Le Humanity Project de Moncton travaille de près avec les sans-abris et il les aide à se loger. L’été dernier, l’organisme fondé par Charles Burrell a même fourni 92 tentes à des itinérants.

«Je crois qu’il y a un problème de squatters à Moncton, que ce soit dans une maison abandonnée, dans l’entrée d’une banque ou dans une tente installée dans un parc de la ville et même sur un terrain privé. C’est un vrai problème parce que l’itinérance est une réalité dans notre ville», a avoué M. Burrell.

Effectivement, en 2015, plus de 860 personnes ont eu recours à un refuge dans le Grand Moncton.

En février, l’équipe de Charles Burrell a essayé d’obtenir un prêt de la Ville de Moncton pour acheter les anciens locaux du club de curling MCA afin d’offrir plus d’espace aux moins nantis. Le conseil municipal lui a refusé le prêt.

Des propriétaires malveillants sont à blâmer

Peu de temps avant Noël, le 12 décembre, la division de la prévention des incendies pour la Ville de Moncton a dû évacuer et démolir un édifice de la rue Dominion.

«Mes agents étaient là avec moi. Ce n’est vraiment pas facile de mettre des gens à la porte le 12 décembre, mais en tant que prévôt, on imagine facilement le scénario possible si on ne prend pas de décision: il y a de fortes chances qu’un accident se produise. On n’a pas le choix», a confié le chef de la division, Charles LeBlanc.

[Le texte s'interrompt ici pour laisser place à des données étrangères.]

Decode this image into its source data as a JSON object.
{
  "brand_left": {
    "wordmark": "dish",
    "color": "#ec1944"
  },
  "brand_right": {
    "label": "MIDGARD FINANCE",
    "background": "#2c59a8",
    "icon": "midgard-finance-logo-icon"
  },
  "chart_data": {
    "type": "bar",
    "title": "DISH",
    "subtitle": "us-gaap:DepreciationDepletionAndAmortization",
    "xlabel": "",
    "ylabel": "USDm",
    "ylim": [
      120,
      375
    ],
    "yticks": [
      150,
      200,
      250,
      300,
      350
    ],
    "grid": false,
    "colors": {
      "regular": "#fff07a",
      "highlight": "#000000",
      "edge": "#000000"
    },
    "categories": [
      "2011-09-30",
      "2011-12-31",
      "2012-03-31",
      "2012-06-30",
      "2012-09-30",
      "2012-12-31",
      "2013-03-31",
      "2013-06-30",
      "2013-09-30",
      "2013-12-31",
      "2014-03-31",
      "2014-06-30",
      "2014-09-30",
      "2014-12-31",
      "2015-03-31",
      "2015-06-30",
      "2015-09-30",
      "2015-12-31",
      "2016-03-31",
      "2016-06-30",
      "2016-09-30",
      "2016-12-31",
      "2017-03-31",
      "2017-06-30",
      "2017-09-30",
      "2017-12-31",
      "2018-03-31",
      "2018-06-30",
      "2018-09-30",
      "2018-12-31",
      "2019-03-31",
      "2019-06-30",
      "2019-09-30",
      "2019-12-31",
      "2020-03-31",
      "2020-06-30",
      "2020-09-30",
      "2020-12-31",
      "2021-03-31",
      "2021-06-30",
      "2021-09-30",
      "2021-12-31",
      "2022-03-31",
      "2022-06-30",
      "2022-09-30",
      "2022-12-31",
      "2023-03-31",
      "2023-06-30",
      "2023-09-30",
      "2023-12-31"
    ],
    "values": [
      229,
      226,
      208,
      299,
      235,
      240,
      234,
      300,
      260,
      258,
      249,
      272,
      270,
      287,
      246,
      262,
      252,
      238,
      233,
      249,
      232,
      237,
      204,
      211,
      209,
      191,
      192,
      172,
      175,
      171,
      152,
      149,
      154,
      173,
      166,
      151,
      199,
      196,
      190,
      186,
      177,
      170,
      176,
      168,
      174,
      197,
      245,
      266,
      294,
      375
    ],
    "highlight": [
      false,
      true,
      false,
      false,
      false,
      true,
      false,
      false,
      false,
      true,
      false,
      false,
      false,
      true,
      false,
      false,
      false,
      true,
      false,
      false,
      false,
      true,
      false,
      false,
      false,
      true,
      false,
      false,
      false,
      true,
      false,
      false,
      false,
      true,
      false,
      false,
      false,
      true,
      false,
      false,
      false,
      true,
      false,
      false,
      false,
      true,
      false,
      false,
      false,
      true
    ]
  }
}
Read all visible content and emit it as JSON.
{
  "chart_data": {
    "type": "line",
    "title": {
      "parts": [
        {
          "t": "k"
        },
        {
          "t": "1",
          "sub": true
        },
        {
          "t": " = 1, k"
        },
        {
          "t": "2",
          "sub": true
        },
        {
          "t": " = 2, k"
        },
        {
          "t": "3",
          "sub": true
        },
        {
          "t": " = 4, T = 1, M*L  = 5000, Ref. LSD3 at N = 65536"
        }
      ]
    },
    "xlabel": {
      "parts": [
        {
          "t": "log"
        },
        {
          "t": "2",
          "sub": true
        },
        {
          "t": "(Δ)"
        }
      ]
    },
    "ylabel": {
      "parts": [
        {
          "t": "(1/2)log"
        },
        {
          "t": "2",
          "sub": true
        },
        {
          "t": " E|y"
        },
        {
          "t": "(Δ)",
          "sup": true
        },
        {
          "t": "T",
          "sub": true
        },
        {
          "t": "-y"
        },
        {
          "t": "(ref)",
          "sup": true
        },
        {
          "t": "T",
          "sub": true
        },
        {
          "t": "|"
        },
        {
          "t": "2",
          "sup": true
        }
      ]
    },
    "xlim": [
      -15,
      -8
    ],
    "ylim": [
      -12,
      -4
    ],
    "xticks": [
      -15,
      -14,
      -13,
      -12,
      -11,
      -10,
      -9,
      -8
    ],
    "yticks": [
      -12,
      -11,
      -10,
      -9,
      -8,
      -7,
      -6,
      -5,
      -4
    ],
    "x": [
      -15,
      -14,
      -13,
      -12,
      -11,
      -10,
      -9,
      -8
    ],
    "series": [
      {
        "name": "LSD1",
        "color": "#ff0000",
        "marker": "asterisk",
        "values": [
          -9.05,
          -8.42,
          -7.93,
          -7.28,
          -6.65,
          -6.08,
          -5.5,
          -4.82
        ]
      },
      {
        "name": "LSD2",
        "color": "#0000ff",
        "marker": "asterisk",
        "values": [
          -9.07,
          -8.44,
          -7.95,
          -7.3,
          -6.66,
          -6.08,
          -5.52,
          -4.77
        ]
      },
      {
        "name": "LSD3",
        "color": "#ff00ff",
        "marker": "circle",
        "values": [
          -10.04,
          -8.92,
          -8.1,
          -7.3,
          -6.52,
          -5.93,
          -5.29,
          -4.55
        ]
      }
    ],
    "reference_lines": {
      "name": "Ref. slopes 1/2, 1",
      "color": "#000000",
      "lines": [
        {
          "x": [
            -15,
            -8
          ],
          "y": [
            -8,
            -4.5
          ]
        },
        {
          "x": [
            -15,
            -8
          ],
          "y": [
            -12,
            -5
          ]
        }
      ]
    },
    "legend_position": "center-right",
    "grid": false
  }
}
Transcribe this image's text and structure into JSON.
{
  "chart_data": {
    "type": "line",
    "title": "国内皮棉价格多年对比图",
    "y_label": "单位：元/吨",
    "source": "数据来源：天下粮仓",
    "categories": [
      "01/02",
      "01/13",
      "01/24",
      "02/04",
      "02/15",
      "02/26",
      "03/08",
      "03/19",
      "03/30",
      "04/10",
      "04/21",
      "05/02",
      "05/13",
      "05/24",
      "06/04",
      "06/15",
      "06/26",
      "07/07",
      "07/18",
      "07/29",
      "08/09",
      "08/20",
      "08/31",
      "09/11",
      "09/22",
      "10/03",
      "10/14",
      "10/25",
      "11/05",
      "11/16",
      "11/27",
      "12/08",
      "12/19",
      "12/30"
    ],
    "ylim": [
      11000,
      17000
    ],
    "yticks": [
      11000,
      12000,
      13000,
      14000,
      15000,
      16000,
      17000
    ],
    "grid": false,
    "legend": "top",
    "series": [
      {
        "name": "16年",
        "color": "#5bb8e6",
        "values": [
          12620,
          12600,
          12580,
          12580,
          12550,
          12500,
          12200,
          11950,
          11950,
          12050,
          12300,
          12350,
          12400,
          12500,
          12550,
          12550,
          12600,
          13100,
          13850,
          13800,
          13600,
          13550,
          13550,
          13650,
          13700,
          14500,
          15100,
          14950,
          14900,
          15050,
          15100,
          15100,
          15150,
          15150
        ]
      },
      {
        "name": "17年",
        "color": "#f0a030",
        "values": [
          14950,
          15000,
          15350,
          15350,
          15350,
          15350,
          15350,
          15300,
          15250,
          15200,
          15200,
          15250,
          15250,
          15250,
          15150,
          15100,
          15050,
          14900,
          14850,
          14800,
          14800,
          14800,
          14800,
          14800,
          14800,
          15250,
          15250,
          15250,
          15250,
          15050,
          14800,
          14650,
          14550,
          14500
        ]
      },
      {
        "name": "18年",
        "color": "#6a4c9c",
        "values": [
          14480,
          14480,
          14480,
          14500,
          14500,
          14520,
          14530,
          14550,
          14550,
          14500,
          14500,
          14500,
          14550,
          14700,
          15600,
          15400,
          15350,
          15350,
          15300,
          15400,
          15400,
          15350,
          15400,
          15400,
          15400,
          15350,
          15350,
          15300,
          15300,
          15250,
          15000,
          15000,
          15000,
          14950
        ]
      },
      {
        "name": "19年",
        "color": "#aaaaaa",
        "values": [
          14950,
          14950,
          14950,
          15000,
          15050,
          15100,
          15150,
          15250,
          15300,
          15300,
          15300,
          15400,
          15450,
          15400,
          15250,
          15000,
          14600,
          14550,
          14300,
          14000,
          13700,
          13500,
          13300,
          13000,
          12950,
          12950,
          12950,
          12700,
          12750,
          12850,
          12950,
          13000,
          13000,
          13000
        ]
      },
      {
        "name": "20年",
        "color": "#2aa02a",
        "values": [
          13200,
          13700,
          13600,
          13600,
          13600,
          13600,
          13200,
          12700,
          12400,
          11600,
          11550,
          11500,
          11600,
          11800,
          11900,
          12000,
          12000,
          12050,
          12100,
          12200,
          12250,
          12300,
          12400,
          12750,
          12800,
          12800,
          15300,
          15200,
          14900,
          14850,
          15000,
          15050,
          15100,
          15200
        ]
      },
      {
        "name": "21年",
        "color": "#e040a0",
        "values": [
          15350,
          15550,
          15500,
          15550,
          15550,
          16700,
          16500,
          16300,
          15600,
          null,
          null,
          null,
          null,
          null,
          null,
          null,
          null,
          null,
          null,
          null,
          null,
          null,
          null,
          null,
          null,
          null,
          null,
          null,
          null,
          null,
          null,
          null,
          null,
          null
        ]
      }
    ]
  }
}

Ce genre de scénario est attribuable à une poignée de propriétaires d’immeubles à logement négligents qui laisse leur édifice se détériorer au point tel qu’il n’est plus sécuritaire pour les locataires d’y habiter, selon les autorités.

«La majorité des propriétaires travaillent bien avec nous, mais il y a toujours un minime pourcentage d’eux qui se maudissent vraiment des gens qui habitent dans leur bâtiment et c’est ça vraiment qui nous inquiète. Il y en a parmi eux qui collectent des loyers depuis 20 ou 30 ans et qui n’ont rien fait à leur bâtiment. Une fois de temps en temps, certains locataires nous disent qu’ils pensaient voir passer le prévôt depuis 10 ans», a précisé M. LeBlanc.

Les gens qui restent dans ces édifices vivent souvent dans la pauvreté. Ils sont alors dirigés vers des refuges et des organismes comme Humanity Project quand ils sont évacués.

«Des gens, parfois de l’extérieur de ville, qui achètent des propriétés à Moncton et les laissent se détériorer jusqu’à ce qu’elles soient au bord de l’écroulement. Les gens qui restent là finissent par perdre leur résidence et n’arrivent pas à trouver un autre endroit où vivre. Ce sont ces personnes que vous retrouvez dans la rue et c’est ce qui fait augmenter la population itinérante», a expliqué le fondateur de l’organisme, Charles Burrell.

«S’ils sont chanceux, ils possèdent une tente ou un endroit où ils se sentent en sécurité, sinon ils s’installent près des bouches de ventilation des entreprises afin de se réchauffer l’hiver. Ils se font souvent jeter dehors de ces endroits et ils vont ensuite ailleurs, comme dans les entrées des banques ou dans les maisons abandonnées. C’est-à-dire n’importe quel endroit où ils pourront s’abriter du froid et de la neige», a ajouté M. Burrell.

Avant d’ordonner la démolition et l’évacuation d’un édifice, le prévôt des incendies fait tout en son pouvoir pour éviter cette situation. Il travaille avec le propriétaire et réclame que certaines rénovations soient effectuées. Un ingénieur indépendant est même consulté. Quand un propriétaire refuse de procéder aux travaux ordonnés par le chef de prévention des incendies, il peut ordonner la démolition d’un édifice. Une décision qui n’est jamais facile à prendre, et ce, autant du point de vue historique que du point de vue humain.

«Les gens, quand on les met à la porte, ils sont rarement en maudit contre nous. Ils sont plutôt en maudit contre le propriétaire», a renchéri le Charles LeBlanc.